« CERTAINS ENSEIGNANTS NE SONT PLUS A LA HAUTEUR DE LEUR TACHE

Jeudi 12 Janvier 2017 : 10H05

« CERTAINS ENSEIGNANTS NE SONT PLUS A LA HAUTEUR DE LEUR TACHE » :

AUTANT DIRE QUE LE SYSTEME EDUCATIF CENTRAFRICAIN  N’A PLUS DE REPERE

 

Depuis plus de vingt (20) ans, le système éducatif centrafricain n’a plus de repère. Les enseignants et les élevés naviguent à contre courant du vent. De la maternelle à l’Université, le phénomène de baisse de niveau est constaté non seulement du coté des élèves, mais aussi des enseignants. C’est la descente aux enfers du système éducatif centrafricain, en ce 21ème siècle.
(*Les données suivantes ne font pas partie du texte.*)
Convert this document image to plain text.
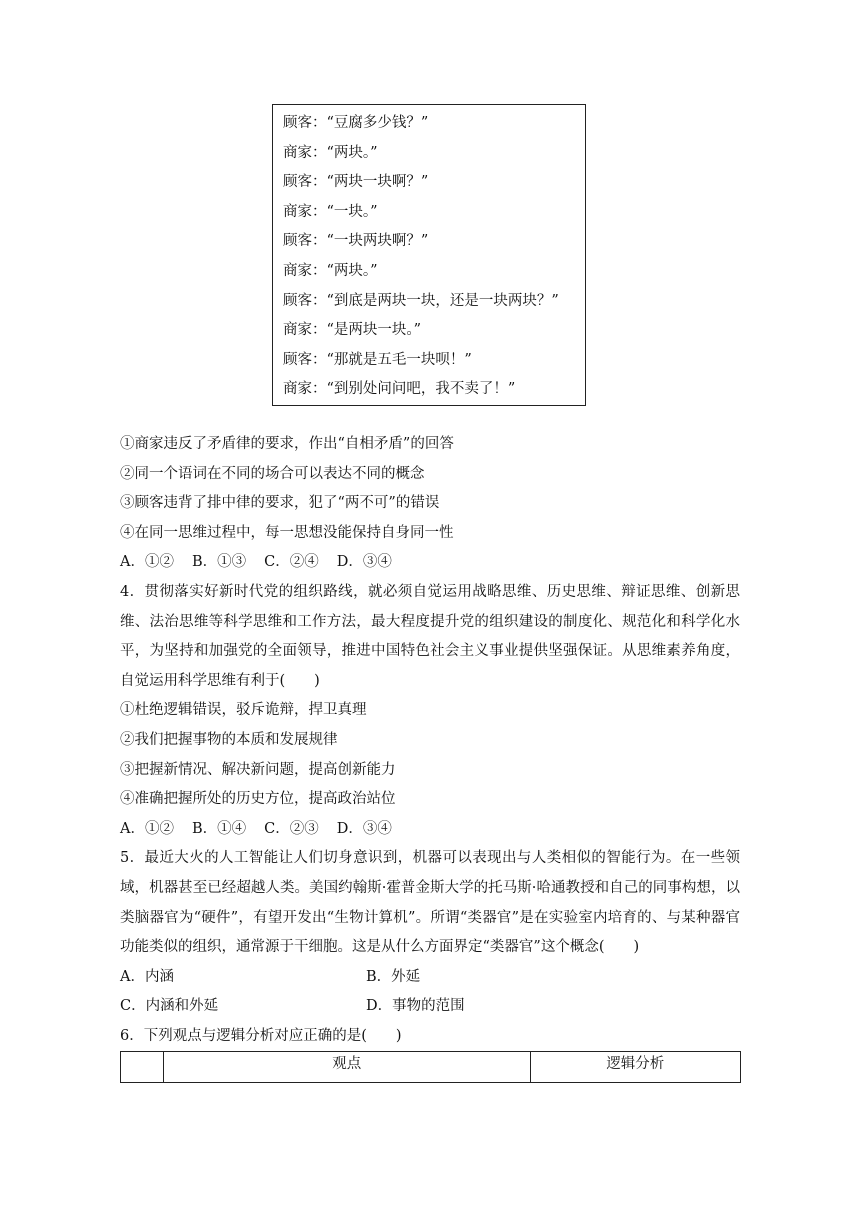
顾客：“豆腐多少钱？”
商家：“两块。”
顾客：“两块一块啊？”
商家：“一块。”
顾客：“一块两块啊？”
商家：“两块。”
顾客：“到底是两块一块，还是一块两块？”
商家：“是两块一块。”
顾客：“那就是五毛一块呗！”
商家：“到别处问问吧，我不卖了！”
①商家违反了矛盾律的要求，作出“自相矛盾”的回答
②同一个语词在不同的场合可以表达不同的概念
③顾客违背了排中律的要求，犯了“两不可”的错误
④在同一思维过程中，每一思想没能保持自身同一性
A．①② B．①③ C．②④ D．③④
4．贯彻落实好新时代党的组织路线，就必须自觉运用战略思维、历史思维、辩证思维、创新思维、法治思维等科学思维和工作方法，最大程度提升党的组织建设的制度化、规范化和科学化水平，为坚持和加强党的全面领导，推进中国特色社会主义事业提供坚强保证。从思维素养角度，自觉运用科学思维有利于(　　)
①杜绝逻辑错误，驳斥诡辩，捍卫真理
②我们把握事物的本质和发展规律
③把握新情况、解决新问题，提高创新能力
④准确把握所处的历史方位，提高政治站位
A．①② B．①④ C．②③ D．③④
5．最近大火的人工智能让人们切身意识到，机器可以表现出与人类相似的智能行为。在一些领域，机器甚至已经超越人类。美国约翰斯·霍普金斯大学的托马斯·哈通教授和自己的同事构想，以类脑器官为“硬件”，有望开发出“生物计算机”。所谓“类器官”是在实验室内培育的、与某种器官功能类似的组织，通常源于干细胞。这是从什么方面界定“类器官”这个概念(　　)
A．内涵	B．外延
C．内涵和外延	D．事物的范围
6．下列观点与逻辑分析对应正确的是(　　)
	观点	逻辑分析
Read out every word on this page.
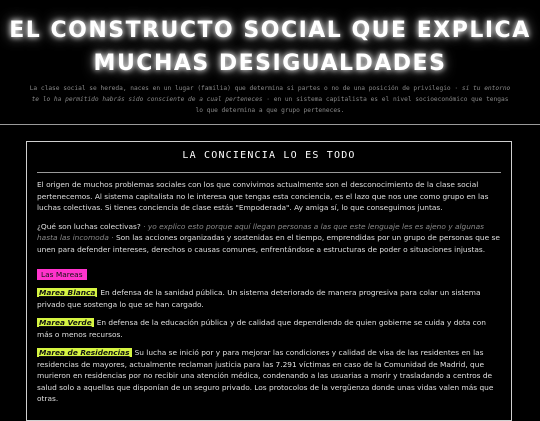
EL CONSTRUCTO SOCIAL QUE EXPLICA
MUCHAS DESIGUALDADES
La clase social se hereda, naces en un lugar (familia) que determina si partes o no de una posición de privilegio · si tu entorno te lo ha permitido habrás sido consciente de a cual perteneces · en un sistema capitalista es el nivel socioeconómico que tengas lo que determina a que grupo perteneces.
LA CONCIENCIA LO ES TODO

El origen de muchos problemas sociales con los que convivimos actualmente son el desconocimiento de la clase social pertenecemos. Al sistema capitalista no le interesa que tengas esta conciencia, es el lazo que nos une como grupo en las luchas colectivas. Si tienes conciencia de clase estás "Empoderada". Ay amiga sí, lo que conseguimos juntas.

¿Qué son luchas colectivas? · yo explico esto porque aquí llegan personas a las que este lenguaje les es ajeno y algunas hasta las incomoda · Son las acciones organizadas y sostenidas en el tiempo, emprendidas por un grupo de personas que se unen para defender intereses, derechos o causas comunes, enfrentándose a estructuras de poder o situaciones injustas.

Las Mareas

Marea Blanca En defensa de la sanidad pública. Un sistema deteriorado de manera progresiva para colar un sistema privado que sostenga lo que se han cargado.

Marea Verde En defensa de la educación pública y de calidad que dependiendo de quien gobierne se cuida y dota con más o menos recursos.

Marea de Residencias Su lucha se inició por y para mejorar las condiciones y calidad de visa de las residentes en las residencias de mayores, actualmente reclaman justicia para las 7.291 víctimas en caso de la Comunidad de Madrid, que murieron en residencias por no recibir una atención médica, condenando a las usuarias a morir y trasladando a centros de salud solo a aquellas que disponían de un seguro privado. Los protocolos de la vergüenza donde unas vidas valen más que otras.
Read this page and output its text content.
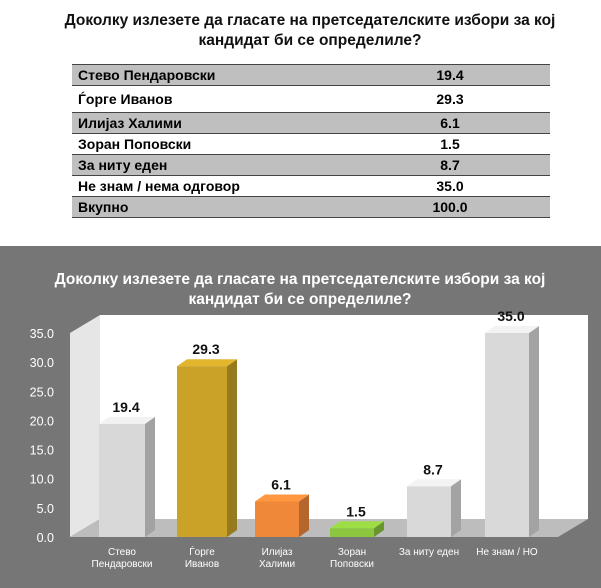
Доколку излезете да гласате на претседателските избори за кој кандидат би се определиле?
Стево Пендаровски	19.4
Ѓорге Иванов	29.3
Илијаз Халими	6.1
Зоран Поповски	1.5
За ниту еден	8.7
Не знам / нема одговор	35.0
Вкупно	100.0
Доколку излезете да гласате на претседателските избори за кој кандидат би се определиле?
0.0
5.0
10.0
15.0
20.0
25.0
30.0
35.0
19.4
Стево
Пендаровски
29.3
Ѓорге
Иванов
6.1
Илијаз
Халими
1.5
Зоран
Поповски
8.7
За ниту еден
35.0
Не знам / НО
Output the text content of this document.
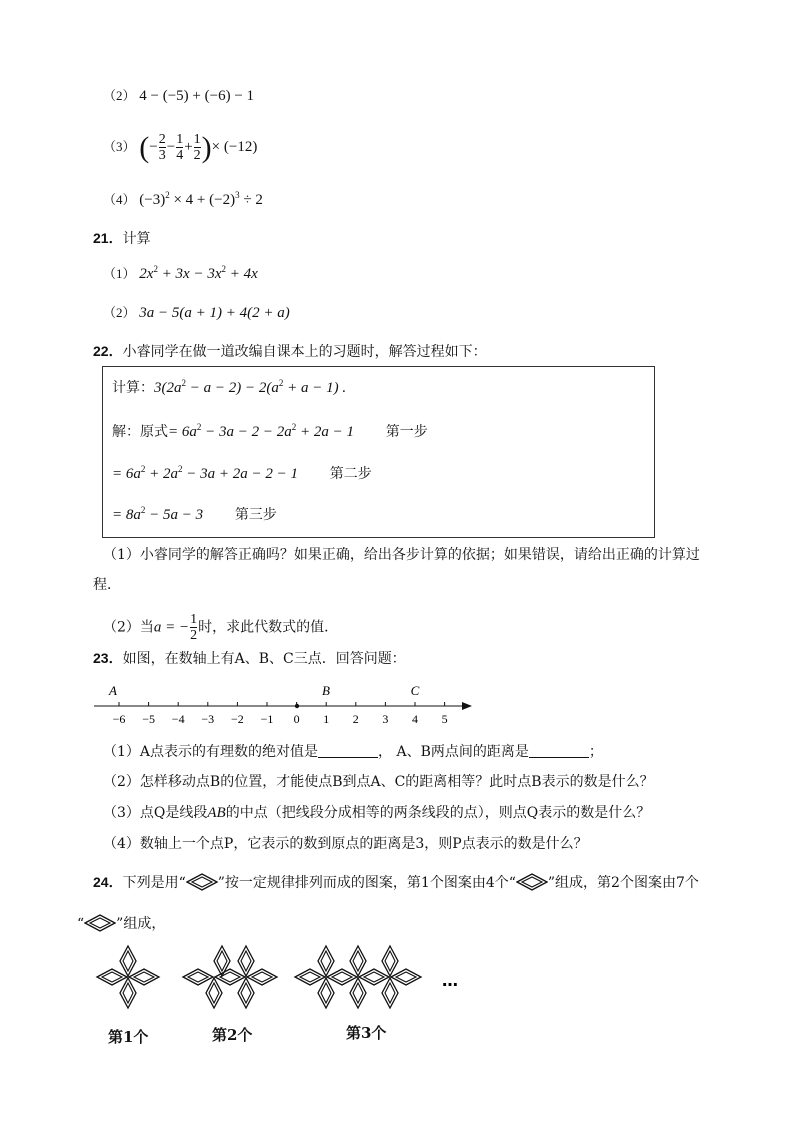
（2） 4 − (−5) + (−6) − 1
（3） (− $\frac{2}{3} - \frac{1}{4} + \frac{1}{2}$ )× (−12)
（4） $(-3)^2 \times 4 + (-2)^3 \div 2$
21．计算
（1） $2x^2 + 3x - 3x^2 + 4x$
（2） 3a − 5(a + 1) + 4(2 + a)
22．小睿同学在做一道改编自课本上的习题时，解答过程如下：
计算：$3(2a^2 - a - 2) - 2(a^2 + a - 1)$ .
解：原式= $6a^2 - 3a - 2 - 2a^2 + 2a - 1$ 第一步
= $6a^2 + 2a^2 - 3a + 2a - 2 - 1$ 第二步
= $8a^2 - 5a - 3$ 第三步
（1）小睿同学的解答正确吗？如果正确，给出各步计算的依据；如果错误，请给出正确的计算过
程．
（2）当a = − $\frac{1}{2}$ 时，求此代数式的值．
23．如图，在数轴上有A、B、C三点．回答问题：
−6 −5 −4 −3 −2 −1 0 1 2 3 4 5
A	B	C
（1）A点表示的有理数的绝对值是	， A、B两点间的距离是	；
（2）怎样移动点B的位置，才能使点B到点A、C的距离相等？此时点B表示的数是什么？
（3）点Q是线段AB的中点（把线段分成相等的两条线段的点），则点Q表示的数是什么？
（4）数轴上一个点P，它表示的数到原点的距离是3，则P点表示的数是什么？
24．下列是用“ ”按一定规律排列而成的图案，第1个图案由4个“ ”组成，第2个图案由7个
“ ”组成，
…
第1个	第2个	第3个
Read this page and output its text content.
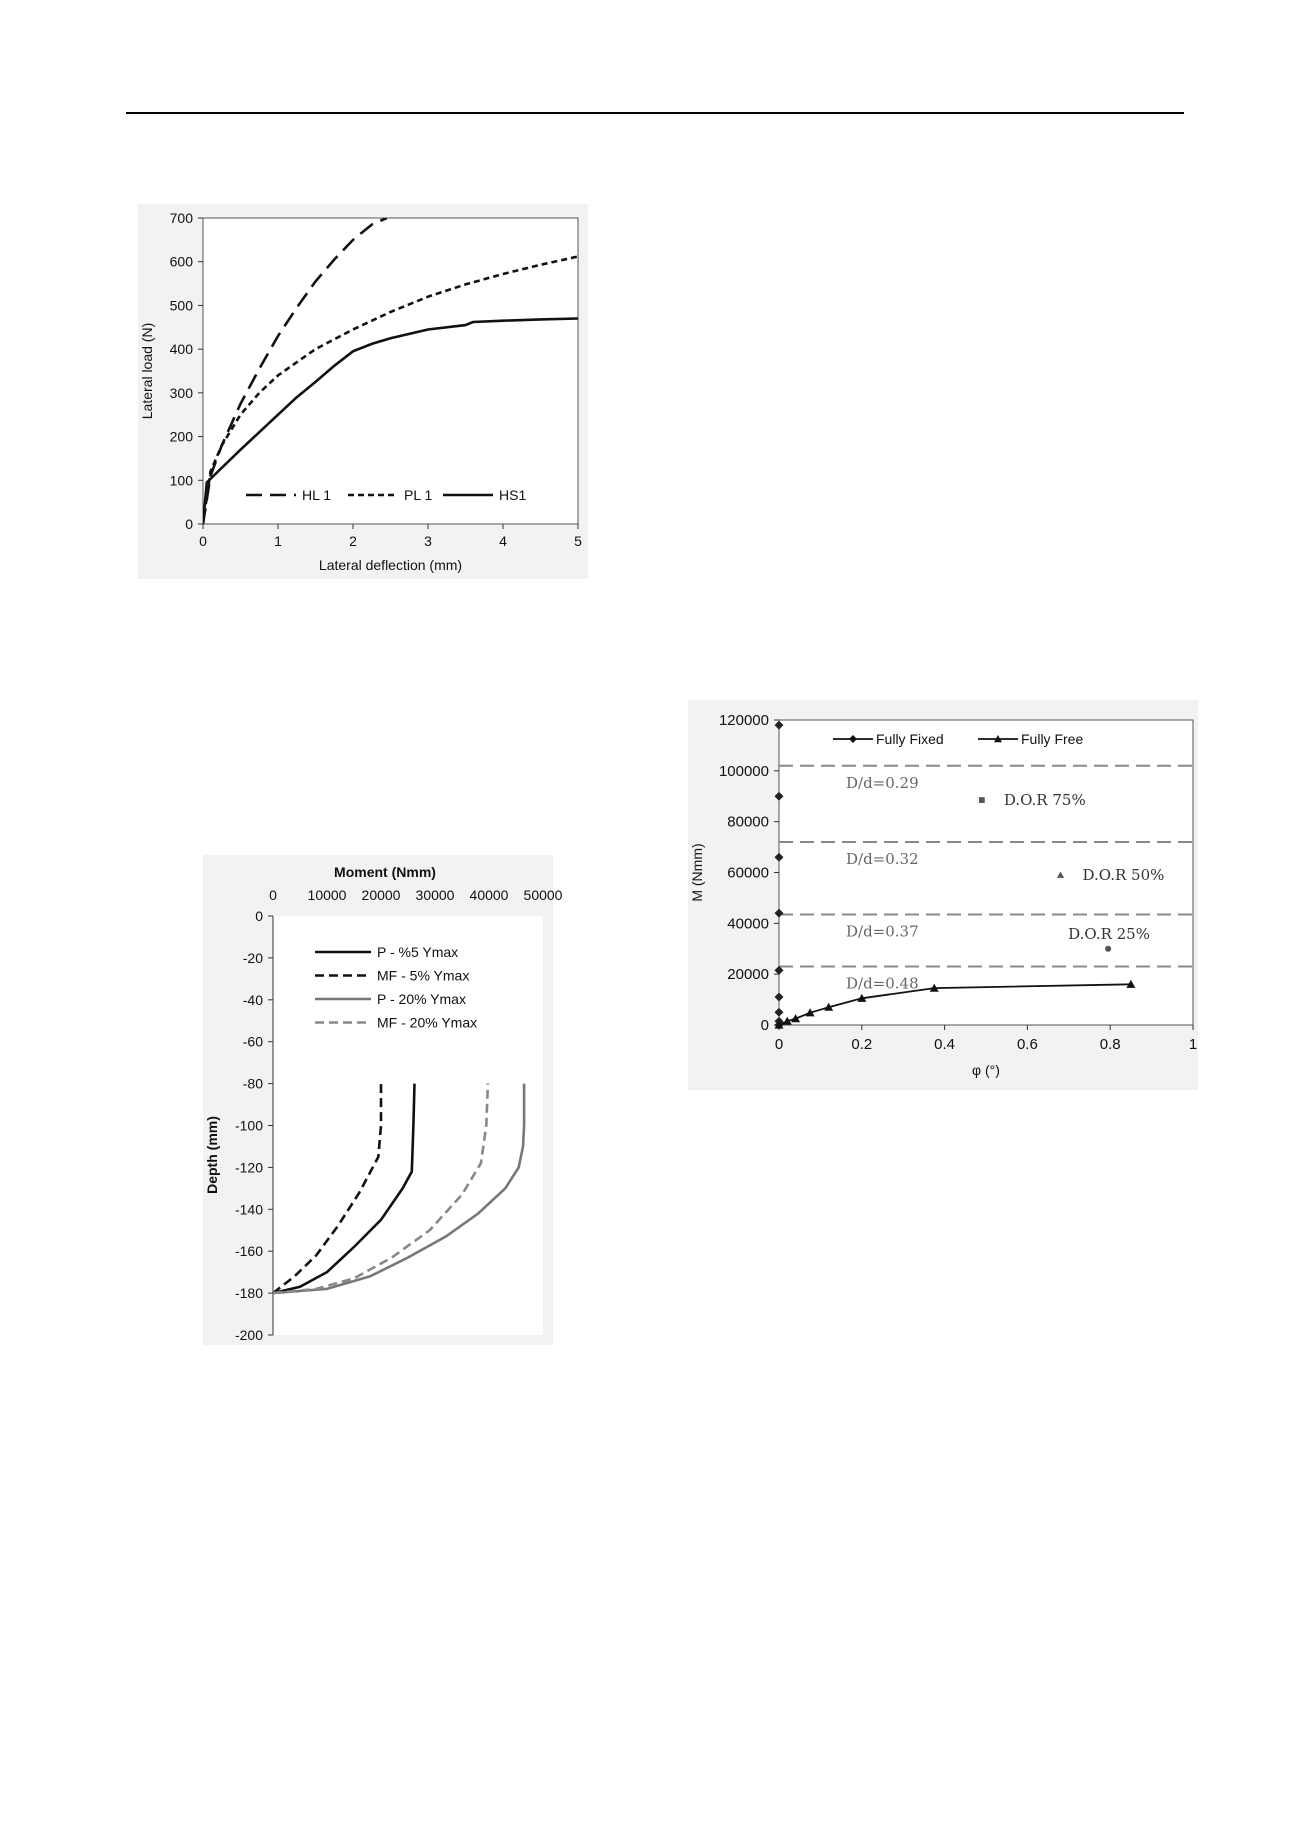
0	1	2	3	4	5
0
100
200
300
400
500
600
700
Lateral deflection (mm)
Lateral load (N)
HL 1	PL 1	HS1
0 10000 20000 30000 40000 50000
0
-20
-40
-60
-80
-100
-120
-140
-160
-180
-200
Moment (Nmm)
Depth (mm)
P - %5 Ymax
MF - 5% Ymax
P - 20% Ymax
MF - 20% Ymax
0	0.2	0.4	0.6	0.8	1
0
20000
40000
60000
80000
100000
120000
φ (°)
M (Nmm)
D/d=0.29
D/d=0.32
D/d=0.37
D/d=0.48
D.O.R 75%
D.O.R 50%
D.O.R 25%
Fully Fixed	Fully Free
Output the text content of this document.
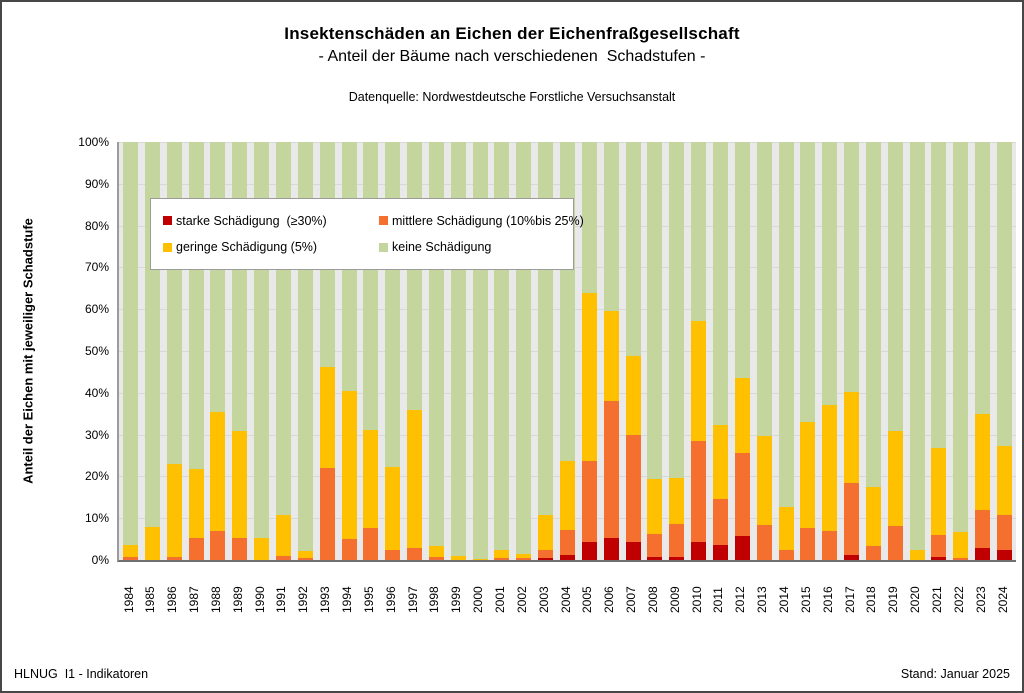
Insektenschäden an Eichen der Eichenfraßgesellschaft
- Anteil der Bäume nach verschiedenen  Schadstufen -
Datenquelle: Nordwestdeutsche Forstliche Versuchsanstalt
Anteil der Eichen mit jeweiliger Schadstufe
100%
90%
80%
70%
60%
50%
40%
30%
20%
10%
0%
1984 1985 1986 1987 1988 1989 1990 1991 1992 1993 1994 1995 1996 1997 1998 1999 2000 2001 2002 2003 2004 2005 2006 2007 2008 2009 2010 2011 2012 2013 2014 2015 2016 2017 2018 2019 2020 2021 2022 2023 2024
starke Schädigung  (≥30%)	mittlere Schädigung (10%bis 25%)
geringe Schädigung (5%)	keine Schädigung
HLNUG  I1 - Indikatoren	Stand: Januar 2025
D’après le chef de circonscription de Bimbo, dans son interview accordée à la Radio Ndéké Luka, « certains enseignants ne sont pas à la hauteur de leurs tâches ». C’ est le constat le plus amer qui nécessite des mesures urgentes de la part des autorités en charge de l’Education Nationale.

Un enseignant est par excellence un éducateur et un formateur. A ce titre, c’est quelqu’un qui doit être capable de donner une meilleure éducation aux enfants. C’est l’image d’un enseignant que l’enfant reflète souvent dans l’avenir. Cela suppose que si l’enfant  a acquis une meilleure éducation de la part de son enseignant, il est capable de se défendre là où il se trouve. Car, l’enfant peut progresser sans pour autant  connaitre des lacunes et des difficultés. De Boganda à Bokassa, la RCA disposait des enseignants qualifiés qui donnaient la meilleure éducation aux enfants. A l’époque, bien que le cursus scolaire s’arrêtait en classe de cm2, nos vieux parents ont réussi dans tous les domaines. Quand un enseignant s’exprimait en français, l’on croyait qu’il est né en France et on  reconnait automatiquement que c’est vraiment un enseignant qui parle. La règle de grammaire est tellement respectée à telle enseigne qu’on pensait que c’était un petit français qui parlait. Même un enfant en classe de CE1 étonnait tout un monde quand parlai et écrivait la langue de Molière.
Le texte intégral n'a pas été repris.